Wednesday, December 27, 2006

On The Second Day Of Christmas...

My true love (TV) gave to me - Two couples doing it.

Ah unresolved sexual tension, that old favourite of series writers. Create that old "urge to merge" in the characters and make sure that the suckers viewers know about it. Then make sure that despite how much we want them to "bump uglies" there are compelling reasons why they don't. For the writers there's a compelling reason - I suspect that few of them have ever actually had a functioning relationship and so they wouldn't know how to write a believable one. Of course the writers will tell you that if characters consumate their relationship bad things will happen.
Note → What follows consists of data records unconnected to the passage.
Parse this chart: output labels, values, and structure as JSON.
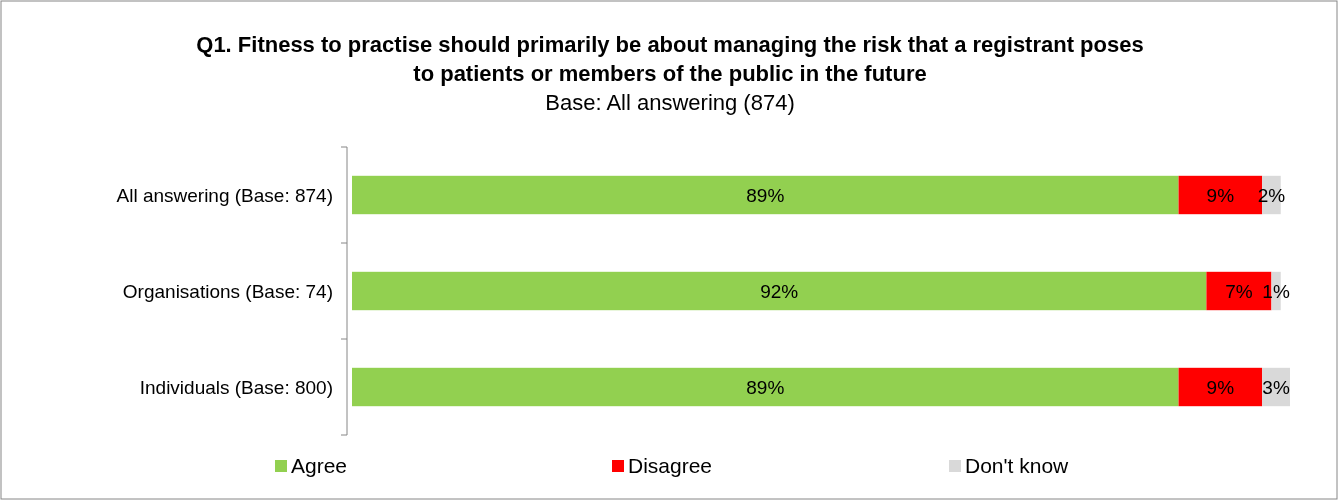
{
  "chart_data": {
    "type": "bar",
    "orientation": "horizontal",
    "stacked": true,
    "title": "Q1. Fitness to practise should primarily be about managing the risk that a registrant poses to patients or members of the public in the future",
    "subtitle": "Base: All answering (874)",
    "categories": [
      "All answering (Base: 874)",
      "Organisations (Base: 74)",
      "Individuals (Base: 800)"
    ],
    "series": [
      {
        "name": "Agree",
        "color": "#92d050",
        "values": [
          89,
          92,
          89
        ],
        "value_labels": [
          "89%",
          "92%",
          "89%"
        ]
      },
      {
        "name": "Disagree",
        "color": "#ff0000",
        "values": [
          9,
          7,
          9
        ],
        "value_labels": [
          "9%",
          "7%",
          "9%"
        ]
      },
      {
        "name": "Don't know",
        "color": "#d9d9d9",
        "values": [
          2,
          1,
          3
        ],
        "value_labels": [
          "2%",
          "1%",
          "3%"
        ]
      }
    ],
    "legend": "bottom",
    "grid": false
  }
}
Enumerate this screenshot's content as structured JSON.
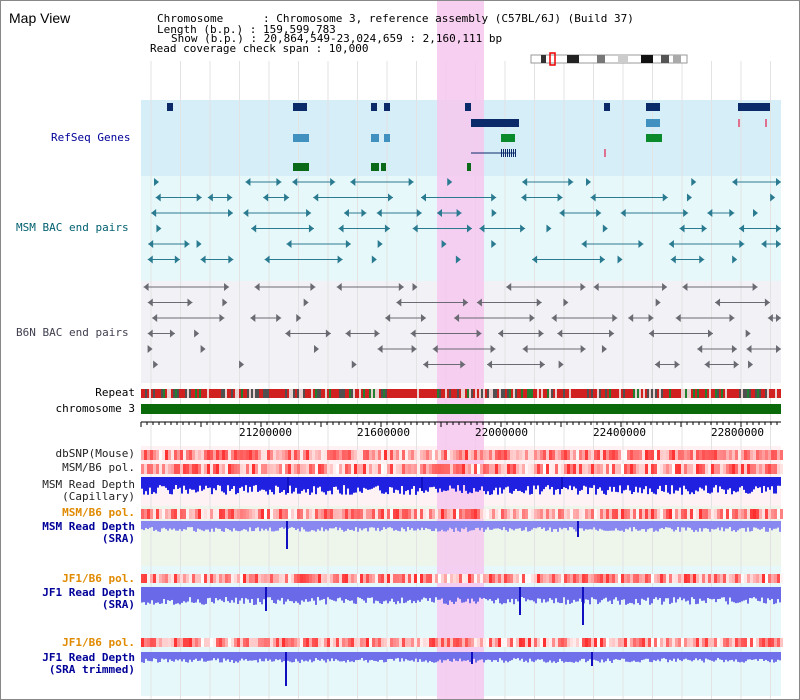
{
  "view": {
    "title": "Map View"
  },
  "info": {
    "chromosome": "Chromosome      : Chromosome 3, reference assembly (C57BL/6J) (Build 37)",
    "length": "Length (b.p.) : 159,599,783",
    "show": "Show (b.p.) : 20,864,549-23,024,659 : 2,160,111 bp",
    "coverage": "Read coverage check span : 10,000"
  },
  "tracks": {
    "refseq": "RefSeq Genes",
    "msm_bac": "MSM BAC end pairs",
    "b6n_bac": "B6N BAC end pairs",
    "repeat": "Repeat",
    "chromosome": "chromosome 3",
    "dbsnp": "dbSNP(Mouse)",
    "msm_b6_pol_1": "MSM/B6 pol.",
    "msm_depth_cap_1": "MSM Read Depth",
    "msm_depth_cap_2": "(Capillary)",
    "msm_b6_pol_2": "MSM/B6 pol.",
    "msm_depth_sra_1": "MSM Read Depth",
    "msm_depth_sra_2": "(SRA)",
    "jf1_b6_pol_1": "JF1/B6 pol.",
    "jf1_depth_sra_1": "JF1 Read Depth",
    "jf1_depth_sra_2": "(SRA)",
    "jf1_b6_pol_2": "JF1/B6 pol.",
    "jf1_depth_trim_1": "JF1 Read Depth",
    "jf1_depth_trim_2": "(SRA trimmed)"
  },
  "axis": {
    "ticks": [
      "21200000",
      "21600000",
      "22000000",
      "22400000",
      "22800000"
    ]
  },
  "colors": {
    "refseq_label": "#000099",
    "msm_bac_label": "#006070",
    "b6n_bac_label": "#404050",
    "pol_orange": "#e08a00",
    "depth_blue": "#000099",
    "highlight": "#f6c8ee"
  }
}
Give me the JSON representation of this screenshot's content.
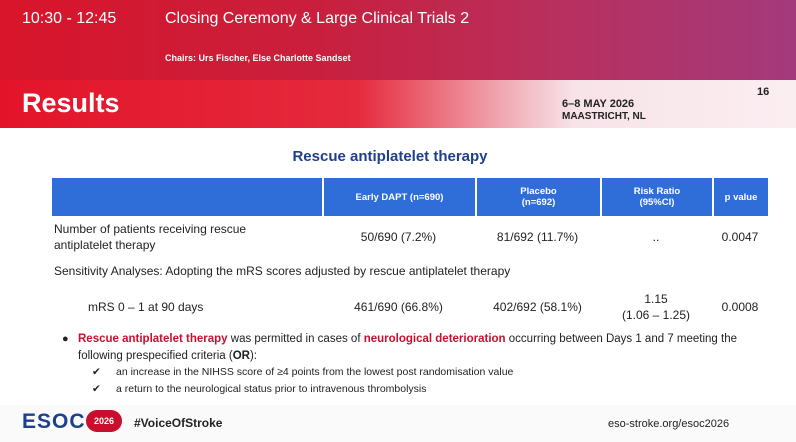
{
  "header": {
    "time": "10:30 - 12:45",
    "session": "Closing Ceremony & Large Clinical Trials 2",
    "chairs": "Chairs: Urs Fischer, Else Charlotte Sandset"
  },
  "banner": {
    "title": "Results",
    "dates": "6–8 MAY 2026",
    "location": "MAASTRICHT, NL",
    "slide_number": "16"
  },
  "subtitle": "Rescue antiplatelet therapy",
  "table": {
    "columns": [
      [
        "Early DAPT (n=690)"
      ],
      [
        "Placebo",
        "(n=692)"
      ],
      [
        "Risk Ratio",
        "(95%CI)"
      ],
      [
        "p value"
      ]
    ],
    "rows": [
      {
        "label": [
          "Number of patients receiving rescue",
          "antiplatelet therapy"
        ],
        "cells": [
          [
            "50/690 (7.2%)"
          ],
          [
            "81/692 (11.7%)"
          ],
          [
            ".."
          ],
          [
            "0.0047"
          ]
        ]
      },
      {
        "label": [
          "mRS 0 – 1 at 90 days"
        ],
        "cells": [
          [
            "461/690 (66.8%)"
          ],
          [
            "402/692 (58.1%)"
          ],
          [
            "1.15",
            "(1.06 – 1.25)"
          ],
          [
            "0.0008"
          ]
        ]
      }
    ],
    "section": "Sensitivity Analyses: Adopting the mRS scores adjusted by rescue antiplatelet therapy"
  },
  "bullet": {
    "parts": [
      "Rescue antiplatelet therapy",
      " was permitted in cases of ",
      "neurological deterioration",
      " occurring between Days 1 and 7 meeting the following prespecified criteria (",
      "OR",
      "):"
    ],
    "criteria": [
      "an increase in the NIHSS score of ≥4 points from the lowest post randomisation value",
      "a return to the neurological status prior to intravenous thrombolysis"
    ]
  },
  "footer": {
    "logo": "ESOC",
    "badge": "2026",
    "hashtag": "#VoiceOfStroke",
    "url": "eso-stroke.org/esoc2026"
  }
}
Or to put it another way (and incidentally use a term that I abhor) the show will "jump the shark." I think I like my version better.

So one of the couples who came together in the past TV season wasn't really a surprise. That would be Josh and Donna on
The West Wing. The sexual tension had been there for quite a while. Joey Lucas apparently told Josh that Donna was in love with him back in Season 2 but things really started heating up after Aaron Sorkin left the show and John Wells took over as show runner. The tension became palpable when Donna left the White House to join the Russell campaign and she became "forbidden fruit." After she came to work on the Santos campaign things heated up and they consumated their relationship (twice) during the first part of the "Election" episode. But of course that was a show moving to its end so it was following the normal trend for unresolved sexual tension.\\ The coupling that really surprised people happened on CSI. At the end of the Season 6 finale "Way To Go" we see Gil Grissom in his bedroom apparently talking to some unseen person. Grissom is reclining on his bed, wearing a robe and talking about how he'd prefer to die of some slow cause like cancer so that he can do things that he's never done before or wants to do again. As the camera's perspective changes we discover who he's talking to. It's Sara Sidle, also dressed in a robe. Their comfort with each other indicated that we weren't seeing the start of the affair.

There was a big difference between the reaction that the two scenes received. Fans of The West Wing reacted in much the same way as Bradley Whitford's mother when he told her that he'd "spent the day in bed with a beautiful woman." She said "It's about time," and so did a lot of fans of the show. We wanted Josh to come to his senses finally. The reaction to the relationship between Grissom and Sara was far different - it was downright hostile. Even though there had been hints of a romantic attraction between the two going back several seasons the actual revelation of their affair shocked a lot of people who were pulling for other "candidates." Chief among them was the dominatrix Lady Heather (although I confess I was hoping he'd become involved with Catherine Willows, his right hand woman). Part of the reaction is probably because of the characters' comparative ages - Sara was one of Gil's students - and I suspect that part of it is that some people don't think that characters in procedurals shouldn't have their personal lives revealed. Even so, with the relationship being rarely referred to much less shown, the resolution of the sexual tension doesn't seem to have hurt the series much at all.